Design field work is a journey of exploration, collection, but also patience, tolerance, and humility. It is an opportunity to see beyond our own context, find opportunities to collaborate, and think about our own place in the world as solidary humans, but also as designers and actors of change.
These experiences can be represented with one word: empathy. Putting myself in the shoes of women who have suffered abuse, exclusion, and poverty, but were empowered and given the chance to envision, to create, and to succeed, and now, it was their chance to inspire others. I was really fortunate to help them in their goal.
The deliverables of my thesis project, “Swimming Against the Currents”, were a series of mobile and easy to reproduce materials that visualize the story of the Women’s Association of Chira Island through time, space and voice.
I first created a Map of Connections, a poster/mural that reflects a series of social and geographic connections between the members of the association and other entities and people around their island, mixed with other textual elements, such as testimonies and my own field notes.
Afterwards, I created a Timeline, a more factual representation of their story visualizing the most important happenings during the last 10 years, that connects to testimonies artistically represented with collages.
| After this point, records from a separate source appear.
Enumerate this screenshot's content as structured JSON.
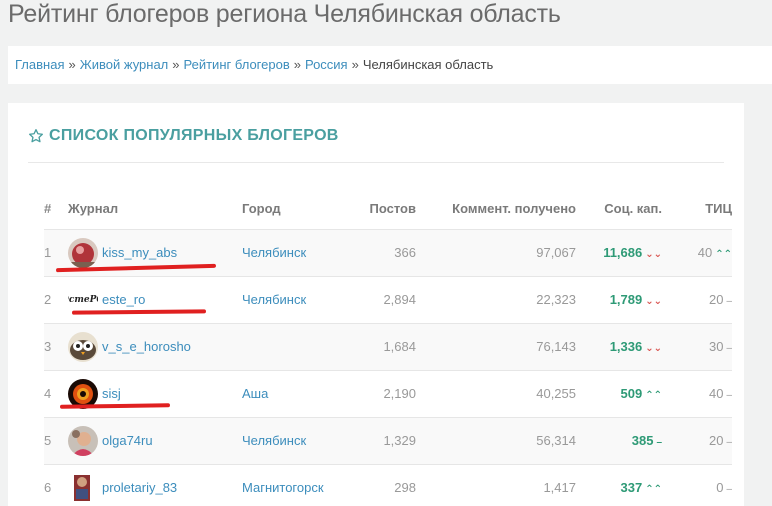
{
  "page": {
    "title": "Рейтинг блогеров региона Челябинская область"
  },
  "breadcrumb": {
    "items": [
      "Главная",
      "Живой журнал",
      "Рейтинг блогеров",
      "Россия"
    ],
    "separator": "»",
    "current": "Челябинская область"
  },
  "panel": {
    "title": "СПИСОК ПОПУЛЯРНЫХ БЛОГЕРОВ",
    "icon": "star-outline-icon"
  },
  "table": {
    "headers": {
      "idx": "#",
      "journal": "Журнал",
      "city": "Город",
      "posts": "Постов",
      "comments": "Коммент. получено",
      "soc": "Соц. кап.",
      "tic": "ТИЦ"
    },
    "rows": [
      {
        "idx": "1",
        "name": "kiss_my_abs",
        "city": "Челябинск",
        "posts": "366",
        "comments": "97,067",
        "soc": "11,686",
        "soc_trend": "⌄⌄",
        "tic": "40",
        "tic_trend": "⌃⌃"
      },
      {
        "idx": "2",
        "name": "este_ro",
        "city": "Челябинск",
        "posts": "2,894",
        "comments": "22,323",
        "soc": "1,789",
        "soc_trend": "⌄⌄",
        "tic": "20",
        "tic_trend": "–"
      },
      {
        "idx": "3",
        "name": "v_s_e_horosho",
        "city": "",
        "posts": "1,684",
        "comments": "76,143",
        "soc": "1,336",
        "soc_trend": "⌄⌄",
        "tic": "30",
        "tic_trend": "–"
      },
      {
        "idx": "4",
        "name": "sisj",
        "city": "Аша",
        "posts": "2,190",
        "comments": "40,255",
        "soc": "509",
        "soc_trend": "⌃⌃",
        "tic": "40",
        "tic_trend": "–"
      },
      {
        "idx": "5",
        "name": "olga74ru",
        "city": "Челябинск",
        "posts": "1,329",
        "comments": "56,314",
        "soc": "385",
        "soc_trend": "–",
        "tic": "20",
        "tic_trend": "–"
      },
      {
        "idx": "6",
        "name": "proletariy_83",
        "city": "Магнитогорск",
        "posts": "298",
        "comments": "1,417",
        "soc": "337",
        "soc_trend": "⌃⌃",
        "tic": "0",
        "tic_trend": "–"
      }
    ],
    "avatar_labels": {
      "este_ro": "ЭстеРО"
    }
  },
  "colors": {
    "link": "#3c8dbc",
    "accent": "#4a9fa0",
    "up": "#2e9a76",
    "down": "#d9534f",
    "annotation": "#e02020"
  }
}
Finally, I created a series of cards and a video, both with testimonies of the women, representing their voice. These materials are currently in use by the association when attending development conferences and fairs. They are also on display at their lodge.
Being a partner of Design for Development changed the course of my career. My design practice and teaching activities are focused on a kind of design that puts the end-user first, benefiting communities, and audiences directly. It is a kind of design that creates empathy, encourages solidarity and open spaces for discussion, collaboration, and empowerment.
Whatever you do today, I want to invite you to get involved with those around you. You don’t have to be a social designer, a social worker, or a red cross volunteer in order to be an active participant of your context. Explore ways to improve your community, your country, or other people’s community or country. Think outside your context, get uncomfortable, move around, and get inspired by others.